Il ne s'agit d'ailleurs pas de savoir si Marx a justement prévu tel ou tel développement de l'histoire. À la suite de Rousseau, et sous une forme qui me paraît décisive, Marx a enseigné que la science sociale ne se bâtit pas plus sur le plan des événements que la physique à partir des données de la sensibilité: le but est de construire un modèle, d'étudier ses propriétés et les différentes manières dont il réagit au laboratoire, pour appliquer ensuite ces observations à l'interprétation de ce qui se passe empiriquement et qui peut être fort éloigné des prévisions.

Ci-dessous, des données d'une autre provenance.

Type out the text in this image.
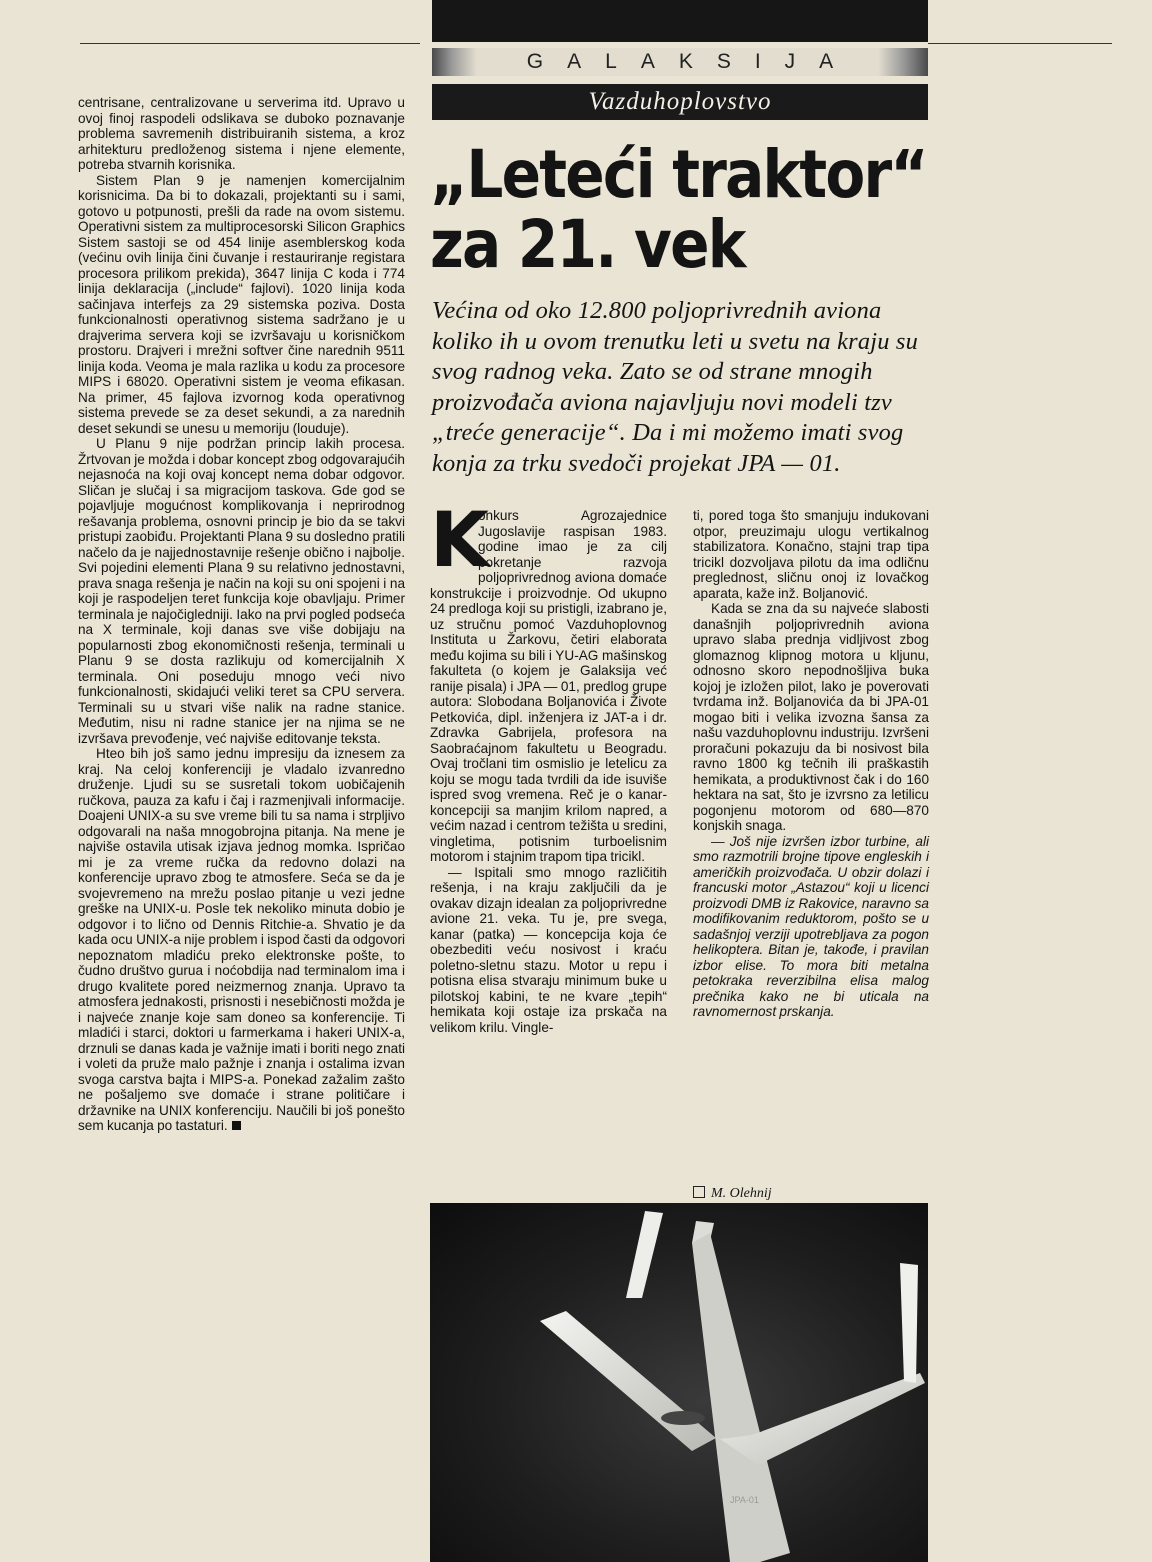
centrisane, centralizovane u serverima itd. Upravo u ovoj finoj raspodeli odslikava se duboko poznavanje problema savremenih distribuiranih sistema, a kroz arhitekturu predloženog sistema i njene elemente, potreba stvarnih korisnika.

Sistem Plan 9 je namenjen komercijalnim korisnicima. Da bi to dokazali, projektanti su i sami, gotovo u potpunosti, prešli da rade na ovom sistemu. Operativni sistem za multiprocesorski Silicon Graphics Sistem sastoji se od 454 linije asemblerskog koda (većinu ovih linija čini čuvanje i restauriranje registara procesora prilikom prekida), 3647 linija C koda i 774 linija deklaracija („include“ fajlovi). 1020 linija koda sačinjava interfejs za 29 sistemska poziva. Dosta funkcionalnosti operativnog sistema sadržano je u drajverima servera koji se izvršavaju u korisničkom prostoru. Drajveri i mrežni softver čine narednih 9511 linija koda. Veoma je mala razlika u kodu za procesore MIPS i 68020. Operativni sistem je veoma efikasan. Na primer, 45 fajlova izvornog koda operativnog sistema prevede se za deset sekundi, a za narednih deset sekundi se unesu u memoriju (louduje).

U Planu 9 nije podržan princip lakih procesa. Žrtvovan je možda i dobar koncept zbog odgovarajućih nejasnoća na koji ovaj koncept nema dobar odgovor. Sličan je slučaj i sa migracijom taskova. Gde god se pojavljuje mogućnost komplikovanja i neprirodnog rešavanja problema, osnovni princip je bio da se takvi pristupi zaobiđu. Projektanti Plana 9 su dosledno pratili načelo da je najjednostavnije rešenje obično i najbolje. Svi pojedini elementi Plana 9 su relativno jednostavni, prava snaga rešenja je način na koji su oni spojeni i na koji je raspodeljen teret funkcija koje obavljaju. Primer terminala je najočigledniji. Iako na prvi pogled podseća na X terminale, koji danas sve više dobijaju na popularnosti zbog ekonomičnosti rešenja, terminali u Planu 9 se dosta razlikuju od komercijalnih X terminala. Oni poseduju mnogo veći nivo funkcionalnosti, skidajući veliki teret sa CPU servera. Terminali su u stvari više nalik na radne stanice. Međutim, nisu ni radne stanice jer na njima se ne izvršava prevođenje, već najviše editovanje teksta.

Hteo bih još samo jednu impresiju da iznesem za kraj. Na celoj konferenciji je vladalo izvanredno druženje. Ljudi su se susretali tokom uobičajenih ručkova, pauza za kafu i čaj i razmenjivali informacije. Doajeni UNIX-a su sve vreme bili tu sa nama i strpljivo odgovarali na naša mnogobrojna pitanja. Na mene je najviše ostavila utisak izjava jednog momka. Ispričao mi je za vreme ručka da redovno dolazi na konferencije upravo zbog te atmosfere. Seća se da je svojevremeno na mrežu poslao pitanje u vezi jedne greške na UNIX-u. Posle tek nekoliko minuta dobio je odgovor i to lično od Dennis Ritchie-a. Shvatio je da kada ocu UNIX-a nije problem i ispod časti da odgovori nepoznatom mladiću preko elektronske pošte, to čudno društvo gurua i noćobdija nad terminalom ima i drugo kvalitete pored neizmernog znanja. Upravo ta atmosfera jednakosti, prisnosti i nesebičnosti možda je i najveće znanje koje sam doneo sa konferencije. Ti mladići i starci, doktori u farmerkama i hakeri UNIX-a, drznuli se danas kada je važnije imati i boriti nego znati i voleti da pruže malo pažnje i znanja i ostalima izvan svoga carstva bajta i MIPS-a. Ponekad zažalim zašto ne pošaljemo sve domaće i strane političare i državnike na UNIX konferenciju. Naučili bi još ponešto sem kucanja po tastaturi.

GALAKSIJA
Vazduhoplovstvo
„Leteći traktor“
za 21. vek
Većina od oko 12.800 poljoprivrednih aviona koliko ih u ovom trenutku leti u svetu na kraju su svog radnog veka. Zato se od strane mnogih proizvođača aviona najavljuju novi modeli tzv „treće generacije“. Da i mi možemo imati svog konja za trku svedoči projekat JPA — 01.

K
onkurs Agrozajednice Jugoslavije raspisan 1983. godine imao je za cilj pokretanje razvoja poljoprivrednog aviona domaće konstrukcije i proizvodnje. Od ukupno 24 predloga koji su pristigli, izabrano je, uz stručnu pomoć Vazduhoplovnog Instituta u Žarkovu, četiri elaborata među kojima su bili i YU-AG mašinskog fakulteta (o kojem je Galaksija već ranije pisala) i JPA — 01, predlog grupe autora: Slobodana Boljanovića i Živote Petkovića, dipl. inženjera iz JAT-a i dr. Zdravka Gabrijela, profesora na Saobraćajnom fakultetu u Beogradu. Ovaj tročlani tim osmislio je letelicu za koju se mogu tada tvrdili da ide isuviše ispred svog vremena. Reč je o kanar-koncepciji sa manjim krilom napred, a većim nazad i centrom težišta u sredini, vingletima, potisnim turboelisnim motorom i stajnim trapom tipa tricikl.

— Ispitali smo mnogo različitih rešenja, i na kraju zaključili da je ovakav dizajn idealan za poljoprivredne avione 21. veka. Tu je, pre svega, kanar (patka) — koncepcija koja će obezbediti veću nosivost i kraću poletno-sletnu stazu. Motor u repu i potisna elisa stvaraju minimum buke u pilotskoj kabini, te ne kvare „tepih“ hemikata koji ostaje iza prskača na velikom krilu. Vingle-

ti, pored toga što smanjuju indukovani otpor, preuzimaju ulogu vertikalnog stabilizatora. Konačno, stajni trap tipa tricikl dozvoljava pilotu da ima odličnu preglednost, sličnu onoj iz lovačkog aparata, kaže inž. Boljanović.

Kada se zna da su najveće slabosti današnjih poljoprivrednih aviona upravo slaba prednja vidljivost zbog glomaznog klipnog motora u kljunu, odnosno skoro nepodnošljiva buka kojoj je izložen pilot, lako je poverovati tvrdama inž. Boljanovića da bi JPA-01 mogao biti i velika izvozna šansa za našu vazduhoplovnu industriju. Izvršeni proračuni pokazuju da bi nosivost bila ravno 1800 kg tečnih ili praškastih hemikata, a produktivnost čak i do 160 hektara na sat, što je izvrsno za letilicu pogonjenu motorom od 680—870 konjskih snaga.

— Još nije izvršen izbor turbine, ali smo razmotrili brojne tipove engleskih i američkih proizvođača. U obzir dolazi i francuski motor „Astazou“ koji u licenci proizvodi DMB iz Rakovice, naravno sa modifikovanim reduktorom, pošto se u sadašnjoj verziji upotrebljava za pogon helikoptera. Bitan je, takođe, i pravilan izbor elise. To mora biti metalna petokraka reverzibilna elisa malog prečnika kako ne bi uticala na ravnomernost prskanja.

M. Olehnij
JPA-01
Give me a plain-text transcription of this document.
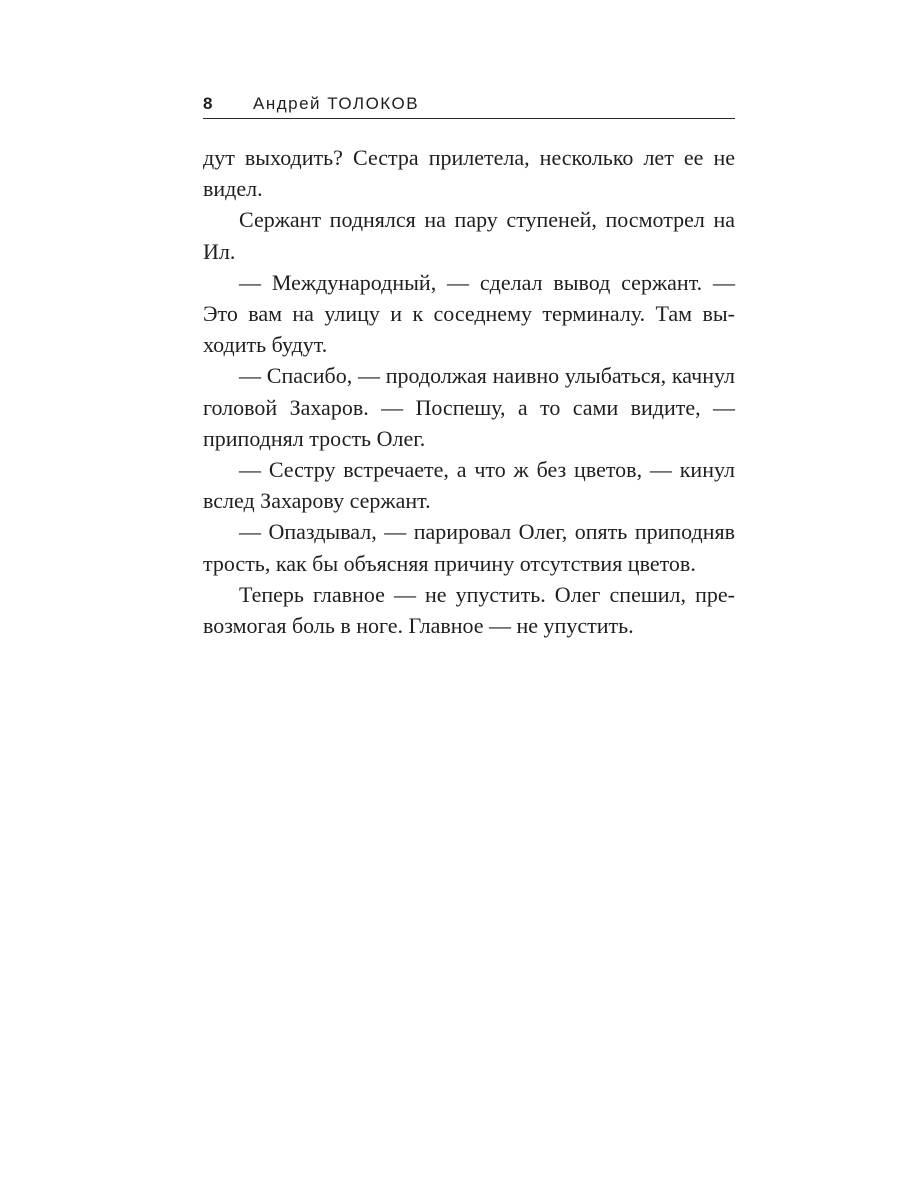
8 Андрей ТОЛОКОВ

дут выходить? Сестра прилетела, несколько лет ее не видел.

Сержант поднялся на пару ступеней, посмотрел на Ил.

— Международный, — сделал вывод сержант. — Это вам на улицу и к соседнему терминалу. Там выходить будут.

— Спасибо, — продолжая наивно улыбаться, качнул головой Захаров. — Поспешу, а то сами видите, — приподнял трость Олег.

— Сестру встречаете, а что ж без цветов, — кинул вслед Захарову сержант.

— Опаздывал, — парировал Олег, опять приподняв трость, как бы объясняя причину отсутствия цветов.

Теперь главное — не упустить. Олег спешил, превозмогая боль в ноге. Главное — не упустить.
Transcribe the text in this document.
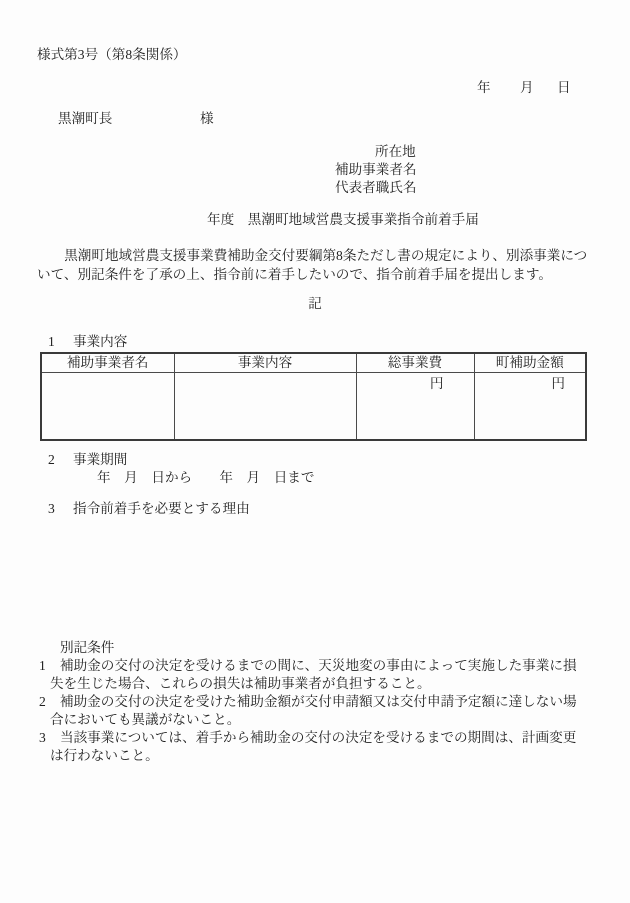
様式第3号（第8条関係）
年 月 日
黒潮町長	様
所在地
補助事業者名
代表者職氏名
年度　黒潮町地域営農支援事業指令前着手届
黒潮町地域営農支援事業費補助金交付要綱第8条ただし書の規定により、別添事業について、別記条件を了承の上、指令前に着手したいので、指令前着手届を提出します。
記
1 事業内容
補助事業者名	事業内容	総事業費	町補助金額
		円	円
2 事業期間
年　月　日から　　年　月　日まで
3 指令前着手を必要とする理由
別記条件
1 補助金の交付の決定を受けるまでの間に、天災地変の事由によって実施した事業に損失を生じた場合、これらの損失は補助事業者が負担すること。
2 補助金の交付の決定を受けた補助金額が交付申請額又は交付申請予定額に達しない場合においても異議がないこと。
3 当該事業については、着手から補助金の交付の決定を受けるまでの期間は、計画変更は行わないこと。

À un niveau différent de la réalité, le marxisme me semblait procéder de la même façon que la géologie et la psychanalyse entendue au sens que lui avait donné son fondateur: tous trois démontrent que comprendre consiste à réduire un type de réalité à un autre; que la réalité vraie n'est jamais la plus manifeste ; et que la nature du vrai transparaît déjà dans le soin qu'il met à se dérober. Dans tous les cas, le même problème se pose, qui est celui du rapport entre le sensible et le rationnel et le but cherché est le même : une sorte de super-rationalisme, visant à intégrer le premier au second sans rien sacrifier de ses propriétés.